Rabat - Morocco has decided to cut relations with Iran, due to its alliance with the Hezbollah movement, which militarily supports the "Polisario," announced Moroccan Minister of Foreign Affairs and International Cooperation, Nasser Bourita, in a press conference on Tuesday.
Rabat – Morocco has decided to cut relations with Iran, due to its alliance with the Hezbollah movement, which militarily supports the “Polisario,” announced Moroccan Minister of Foreign Affairs and International Cooperation, Nasser Bourita, in a press conference on Tuesday.
Bourita made the announcement upon his return from Tehran, where he met with the Iranian Minister of Foreign Affairs, Mohammad Javad Zari.
The minister confirmed that Morocco has documented evidence of the connections between Polisario and Hezbollah, including names of supporters.
Morocco’s Ambassdor to Iran, Hassan Hami, departed the country and returned to Morocco today.
Chargé d’affaires of Iranian Embassy to Leave Morocco ‘Without Delay’
Nasser Bourita, said he will receive today the Chargé d’affaires of the Iranian embassy in Rabat to ask him to leave the Kingdom of Morocco “without delay.”
“I have just returned from Tehran where I had a meeting with Iranian Foreign minister Jawad Darif.
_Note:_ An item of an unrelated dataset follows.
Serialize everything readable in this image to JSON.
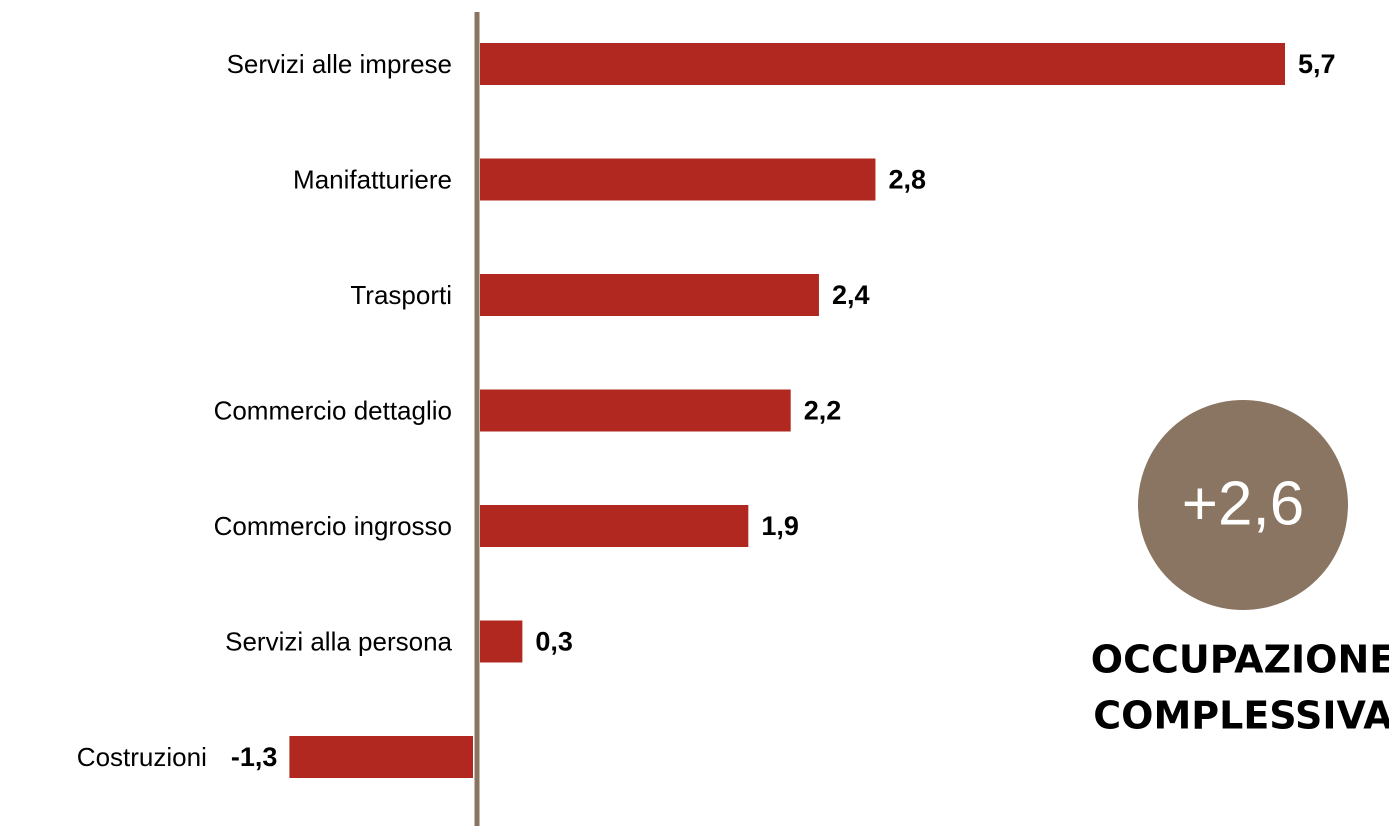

I informed him of the decision of the Kingdom of Morocco to break off diplomatic relations with the Islamic Republic of Iran,” Bourita said during a meeting with representatives of the national and foreign press in Rabat.
Morocco’s ambassador in Tehran, Hassan Hami, left Iran today, Bourita, said.
“I will receive the chargé d’affaires of the Iranian embassy in 30 minutes to ask him to leave the Kingdom of Morocco without delay,” added the minister,” he added.
“This decision is a reaction to the confirmed involvement of Iran through Hezbollah in an alliance with the ‘Polisario’ against national security and the higher interests of the Morocco,” Bourita told the press.
Bourita said that “Morocco has irrefutable evidence, identified names and specific facts that corroborate this connivance between the ‘Polisario’ and Hezbollah against the higher interests of Morocco.”
Tehran and Rabat’s Rocky Past
This is not the first time that Rabat has severed ties with Tehran. In 2009, Morocco severed all diplomatic ties with Iran, after Iran questioned Sunni rule in Shiite-majority Bahrain.
Although the two countries resumed their bilateral relations in 2014, ties between the nations were never stable, due to the fact that Tehran historically supported Polisario, and Iran denounced Morocco’s relations with Saudi Arabia.
More recently, in mid-March, Morocco thwarted Hezbollah’s ideological maneuvers in the Ivory Coast, specifically, a militant group attempting to convert Moroccans living in the West African country to Shi’a Islam.
Moroccan officials said on the occasion that the group was engaged in a broader strategy of ruining Moroccan interests by undoing its diplomatic and economic advances in Ivory Coast and other countries in the region.
In 2016, the Arab League and the Gulf Cooperation Council, which collectively encompass Bahrain, Kuwait, Oman, Qatar, Saudi Arabia, United Arab Emirates, Egypt, Iraq, Jordan, Lebanon, Saudi Arabia, and Yemen, categorized Hezbollah as a terrorist organization.
Lebanon, Iraq, Syria, and Algeria were the only member-states to reject the categorization.
Previously in 1981, Tehran cut ties with Rabat following King Hassan II’s decision to give asylum to the US-backed Shah, who had been forced into exile after the Iranian Revolution of 1979.
Today, although many nations, including the US and France, consider the entire Hezbollah organization a terrorist organization, other political bodies and nations, like the European Union and the UK, consider Hezbollah a political entity, condemning only the military wing of the group.
In addition to Iran, the Assad regime in Syria, Cuba, and North Korea maintain close relations with Hezbollah.